A new joint position statement on target levels for vitamin D, published in the Medical Journal of Australia (MJA) by the Australian and New Zealand Bone and Mineral Society and Osteoporosis Australia today, maintains the currently accepted vitamin D target level, despite recent calls for it to be raised. This is a hotly debated issue, with considerable support worldwide for target levels, at least in adults, to be raised to much higher levels than many researchers believe are required for good health.
The position statement is explicitly aimed at vitamin D levels during pregnancy and in infants, children and adolescents. Low vitamin D levels are common in Australia: 48% of pregnant women whose vitamin D status was tested had low levels, and the vitamin D levels of babies reflect those of their mother during pregnancy and at birth. Importantly, the position paper provides well-rounded advice about appropriate sun exposure as well as vitamin D supplementation for these populations.
Most Australians get more than 90% of their vitamin D through sun exposure of the skin. Once formed in the skin, vitamin D is taken up into the blood stream and then has to go through two biochemical reactions – firstly in the liver to form 25-hydroxyvitamin D (25(OH)D) and then in the kidney to form the active hormone. It’s the concentration of 25(OH)D that’s measured in blood when you have a vitamin D test, and this is expressed in terms of nanomoles per litre (nmol/L).
In the new position paper, the two bodies conclude that the target blood level for adequate vitamin D is a 25(OH)D concentration of 50nmol/L or greater. Nevertheless, many experts around the world advocate for higher minimum targets, such as 75 or 80nmol/L. Opinions differ according to how the research evidence is interpreted, and it is worth thinking about how decisions are made on what constitutes the appropriate target levels.

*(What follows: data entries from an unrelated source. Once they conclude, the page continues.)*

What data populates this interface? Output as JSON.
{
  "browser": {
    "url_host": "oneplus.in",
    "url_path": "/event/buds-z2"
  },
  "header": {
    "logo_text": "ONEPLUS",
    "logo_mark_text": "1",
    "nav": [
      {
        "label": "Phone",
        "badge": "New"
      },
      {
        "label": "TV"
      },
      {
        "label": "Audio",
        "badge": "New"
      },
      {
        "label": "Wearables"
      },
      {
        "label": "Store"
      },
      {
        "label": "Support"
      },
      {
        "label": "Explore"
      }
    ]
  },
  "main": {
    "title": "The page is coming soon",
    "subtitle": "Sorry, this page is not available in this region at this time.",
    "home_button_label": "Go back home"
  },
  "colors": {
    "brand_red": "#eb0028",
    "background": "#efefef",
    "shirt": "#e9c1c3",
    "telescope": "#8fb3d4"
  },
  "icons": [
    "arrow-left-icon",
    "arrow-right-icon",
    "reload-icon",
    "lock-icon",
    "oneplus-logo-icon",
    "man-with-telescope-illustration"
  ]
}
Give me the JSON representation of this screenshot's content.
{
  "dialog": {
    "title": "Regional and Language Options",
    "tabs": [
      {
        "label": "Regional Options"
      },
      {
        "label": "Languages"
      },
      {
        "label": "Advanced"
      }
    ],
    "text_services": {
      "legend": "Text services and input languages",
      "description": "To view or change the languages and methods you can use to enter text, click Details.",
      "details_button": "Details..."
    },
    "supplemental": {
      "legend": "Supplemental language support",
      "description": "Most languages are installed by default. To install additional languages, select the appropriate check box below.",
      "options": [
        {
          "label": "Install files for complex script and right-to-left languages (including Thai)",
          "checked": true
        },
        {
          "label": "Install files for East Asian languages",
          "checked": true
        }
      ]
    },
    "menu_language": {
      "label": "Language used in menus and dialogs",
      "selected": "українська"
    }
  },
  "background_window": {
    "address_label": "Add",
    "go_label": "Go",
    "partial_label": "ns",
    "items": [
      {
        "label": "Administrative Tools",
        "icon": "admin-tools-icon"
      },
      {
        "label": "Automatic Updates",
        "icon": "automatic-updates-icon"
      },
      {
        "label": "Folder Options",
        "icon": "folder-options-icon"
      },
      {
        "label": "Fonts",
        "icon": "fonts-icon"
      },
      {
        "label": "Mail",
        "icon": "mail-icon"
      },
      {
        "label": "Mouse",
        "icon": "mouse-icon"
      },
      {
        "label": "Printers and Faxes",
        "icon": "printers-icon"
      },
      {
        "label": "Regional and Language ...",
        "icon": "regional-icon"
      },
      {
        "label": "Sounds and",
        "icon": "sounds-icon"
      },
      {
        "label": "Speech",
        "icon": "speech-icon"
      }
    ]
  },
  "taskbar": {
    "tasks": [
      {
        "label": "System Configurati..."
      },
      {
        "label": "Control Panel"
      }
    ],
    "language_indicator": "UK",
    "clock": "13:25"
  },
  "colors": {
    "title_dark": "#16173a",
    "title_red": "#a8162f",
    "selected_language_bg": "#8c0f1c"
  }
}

The link between sun exposure and healthy bones was first noted in 1822, based on observations of rickets in urban Polish children. Rickets is a bone disease of young children, seldom seen in developed countries today, that causes weakening of the bones and typically results in bowing of the legs
The link between sun exposure and rickets was later shown to be vitamin D. And so the first vitamin D target proposed was at a level sufficient to avoid rickets. We now know that rickets is seldom seen before vitamin D levels are very low, what we would call severe deficiency of levels well below 20nmol/L.
In 1997, the Standing Committee on the Scientific Evaluation of Dietary Reference Intakes described the normal range of vitamin D levels in terms of the average in the population for a group of healthy individuals. These were “usual” levels, rather than a definition based on health or disease.
One problem with this definition is that, because vitamin D levels reflect how much sun exposure people have had, “usual” levels vary according to season and to location. Higher latitude regions typically have lower sun exposure and therefore lower vitamin D levels than lower latitude regions, and levels are lower in winter than in summer. Target levels would differ in Australia depending whether you lived in Hobart or Brisbane!
The primary role for vitamin D in the body is to maintain serum calcium levels. Calcium is critically important in the physiology and biochemistry of cells and blood levels must be maintained within a narrow range.
When calcium levels fall, parathyroid hormone is released and this stimulates conversion of inactive vitamin D into the active hormone. This increases absorption of calcium from the diet in the gut and draws the mineral out of the bones to bring its level back to normal. The latter can weaken the bones and that eventually results in diseases such as rickets.
More recently, the target level for vitamin D has been focused on the levels required to minimise withdrawal of calcium from bones. Many studies have looked at the vitamin D levels required to minimise levels of parathyroid hormone – but the results have varied from optimal level being 30nmol/L to more than 100nmol/L.
This wide variation may be due to high variability in the tests (assays) for both vitamin D and parathyroid hormone; different methods of statistical analysis of the data; or different population groups being tested.
The most recent report from the US Institute of Medicine (IOM) reviewed a wide range of other markers of bone health, including measures of calcium absorption in the gut, bone density measurements and risk of fracture. But none of these provided a clear answer to the desirable target for vitamin D.
The report also raised questions about whether the target level was the same for all people, at all times of the year, and in relation to all health outcomes. After their comprehensive review, the authors of the IOM report concluded that, for the moment, in the absence of any better evidence to the contrary, a level of 50nmol/L or greater, should be the target for vitamin D.
Today’s position statement reflects what the IOM also settled at, but clearly, many questions remain.
Challenges to redefining an optimal level for vitamin D – if a universal target is even possible – include better understanding individual and ethnic variability in vitamin D needs in relation to bone health, whether there are disease-specific optimal target levels, whether seasonal variability is healthy or unhealthy, and, particularly relevant here, whether infants, children, adolescents, adults and the elderly all have the same target levels.